Engraçado como você se encaixa num pequeno grupo de pessoas que me disseram palavras extremamente parecidas nos últimos dias.
Sabe... Eu não me preocupo com a prova, não me preocupo com a nota, nem quero saber quais serão as próximas questões.
Tampouco me importo se as outras escolhas eram melhores, ou piores, do que as que eu fiz.
O que interessa é que fiz essas escolhas e ponto. Agora, bola pra frente, porque eu quero que a vida me surpreenda! =D

Não sei por quanto tempo eu vou viver, mas enquanto estiver viva, quero me certificar de que vai ser divertido, e que vou aproveitar ao máximo tudo o que puder.
Não estou falando de pular de asa delta, ou escalar uma montanha. Não acho que sejam necessárias coisas extremas para fazer a vida valer a pena. Só quero viver, sem me preocupar com o futuro, ou com o passado. Apenas viver.

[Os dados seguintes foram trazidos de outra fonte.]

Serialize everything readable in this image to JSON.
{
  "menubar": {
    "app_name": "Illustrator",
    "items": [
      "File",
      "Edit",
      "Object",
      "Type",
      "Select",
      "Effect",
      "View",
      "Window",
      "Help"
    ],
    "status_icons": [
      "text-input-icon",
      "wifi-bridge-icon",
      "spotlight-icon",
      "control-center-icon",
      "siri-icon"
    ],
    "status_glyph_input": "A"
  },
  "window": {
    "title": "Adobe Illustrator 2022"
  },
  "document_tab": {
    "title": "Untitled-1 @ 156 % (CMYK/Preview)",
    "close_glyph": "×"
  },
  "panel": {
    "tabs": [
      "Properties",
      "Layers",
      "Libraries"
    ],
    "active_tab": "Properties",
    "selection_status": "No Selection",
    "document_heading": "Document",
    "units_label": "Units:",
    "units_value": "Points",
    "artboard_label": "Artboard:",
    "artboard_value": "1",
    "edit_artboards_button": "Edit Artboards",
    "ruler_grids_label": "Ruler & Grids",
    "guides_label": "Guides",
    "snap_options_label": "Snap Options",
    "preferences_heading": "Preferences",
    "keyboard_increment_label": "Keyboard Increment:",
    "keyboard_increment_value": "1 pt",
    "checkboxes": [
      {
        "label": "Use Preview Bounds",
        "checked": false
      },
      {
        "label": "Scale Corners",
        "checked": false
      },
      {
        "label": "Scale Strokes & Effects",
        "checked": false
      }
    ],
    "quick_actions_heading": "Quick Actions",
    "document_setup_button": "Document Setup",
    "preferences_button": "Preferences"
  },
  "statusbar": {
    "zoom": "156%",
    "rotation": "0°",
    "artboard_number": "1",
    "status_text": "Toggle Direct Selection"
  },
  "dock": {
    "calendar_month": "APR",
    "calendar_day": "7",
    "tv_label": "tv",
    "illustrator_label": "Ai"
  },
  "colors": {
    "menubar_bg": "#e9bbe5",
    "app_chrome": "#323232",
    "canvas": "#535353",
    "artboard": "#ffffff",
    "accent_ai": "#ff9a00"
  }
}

E quando eu morrer, vou ter certeza de que não desperdicei um minuto sequer apenas me preocupando.

=)

rbns disse...

No "como se elaS combinassem" falta um S.
No "desde QUE não exista um tigre atrás de você" falta um QUE.

Bjs.Rbns.

Otavio Oliveira disse...

retuito o varotto.

tb n tenho mais a acrescentar. belas palavras.

Anônimo disse...

Não sei por onde começar o comentário. Sabe quando o texto causa impacto (positivo) na gente? Pois é, esse silêncio. É chato porque eu adoraria dizer que amei, concordo, penso nisso, esse texto é minha alma gêmea, etc, mas isso seria tão clichê!

Fabiana disse...

"Não tente tirar a maior nota da sala, nem se preocupe com a nota daquela pessoa que parece saber todas as questões [...]"

'tô tentando, 'tô tentando. : (

Unknown disse...

Esse texto me lembrou muito das coisas que ouvi do meu pai quando ele descobriu que tinha uma doença sem cura/tratamento e com uma expectativa de vida bem curta.
Não posso dizer exatamente o que ele pensava quando estava sozinho, enclausurado nos próprios pensamentos. No início, o que ele sempre dizia pra gente é que não queria viver, mesmo que pouco, na espera de que o dia seguinte fosse o último. Até porque ele se recusava a acreditar nisso, limitando todos os seus planos e sonhos.
Com o passar dos meses e da evolução da doença, acho que ele começou a encarar de forma mais clara esse "fim". Mas nem por isso deixou de acreditar e de ter esperança no amanhã (ou de viver com vontade).
E assim ele foi até partir, deixando pra gente uma verdadeira lição sobre esperança e vontade de fazer o dia seguinte tão bom ou melhor que hoje, independente do quanto a vida esteja ruim. Porque tenho certeza de que ele foi embora com a sensação de que se esforçou o quanto deveria nas provas e tirou boas notas em grande parte do tempo. :)

Unknown disse...

Ps.: desculpa o desabafo aqui. :P
E que logo mais vc esteja pronto pra continuar outras provas, fazer novas escolhas e achar algumas respostas!